Bull considered. “I’d like to have something to show him that it isn’t unpleasant having me around. I’d like to have him see some good results, you know? Is there anything I could feed him?”
The boy chuckled. “Best thing is some dried prunes with the pits taken out of ’em. I have some at the house. They get stuck in Diablo’s teeth and it’s sure funny to see him eat ’em. But he just nacherally plumb likes the taste of the prunes.”
He followed his own suggestion by scampering away to the house and returned almost at once with a hat full of the prunes.
“You want to feed him these now?”
“First,” said Bull, “I’d like to have you leave us alone. If I can’t teach him to like me all by myself, then I’d better give up right away.”
The boy looked at him in surprise and then impulsively stretched out his hand. They shook hands gravely.
“You got the right idea, pardner,” said Tod. “Go ahead—and good luck! And keep talking to him all the time. That’s the main thing!”

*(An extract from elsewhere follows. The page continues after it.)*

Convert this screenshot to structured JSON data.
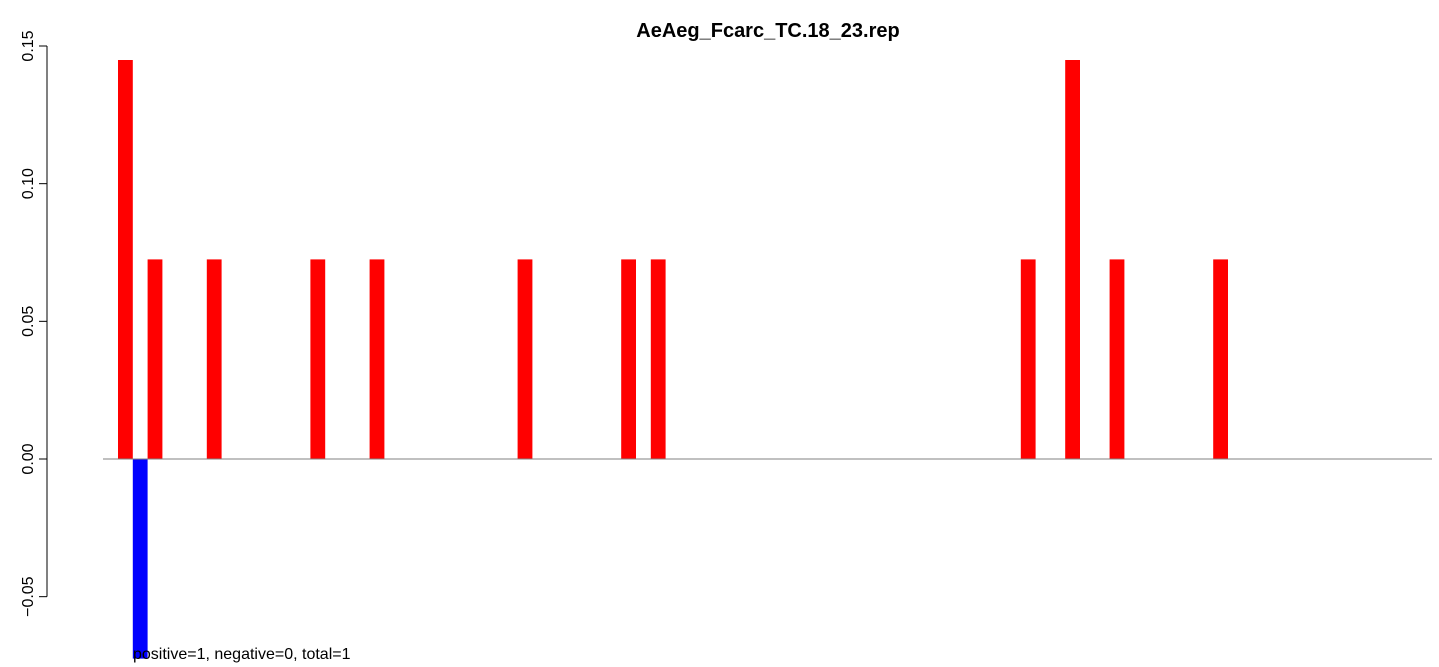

He retreated accordingly, but before the evening was over, Bull regretted dismissing his little ally so quickly, for although Diablo indulged in no more threatening outbreaks of temper, he resolutely refused to eat the prunes from Bull’s hand. Several times he approached the bars of the corral and the patiently extended hand, but always he drew back, snorting, and sometimes he would run around the corral, shaking his head and throwing up his heels after the manner of a horse tempted but still afraid of being overruled.
It was long after dark when Bull gave up the attempt. He went back to the bunkhouse, rolled up the blankets which had been assigned to him, and carried them out to the corral. Close to the fence he laid them down, and a few minutes later he was wrapped in them and sound asleep. The last thing he remembered was the form of the great stallion, standing watchfully in the exact middle of the corral, the starlight glimmering very faintly in his big eyes.
Bull Hunter fell asleep and had a nightmare of the arrival of the famous Hal Dunbar the next day, a fierce conquest of Diablo, and the battle ending with the departure of Dunbar on the back of the stallion.
The dream waked him, nervous, and he turned and saw Diablo standing huge and formidable in the darkness, as though he had not moved from his first position.
In the morning the arduous labors of the building began again, and though the prodigious appetite of Bull at the breakfast table made even old Bridewell look askance, Bull had not been at work an hour handling the ponderous uprights and joists before his employer was smiling to himself. His new hand was certainly worth his keep, and more, for weariness seemed a stranger to that big body, and no weight was too great to be cheerily assumed. And always he worked with a sort of nervous anxiety as though he feared that he might not be doing enough.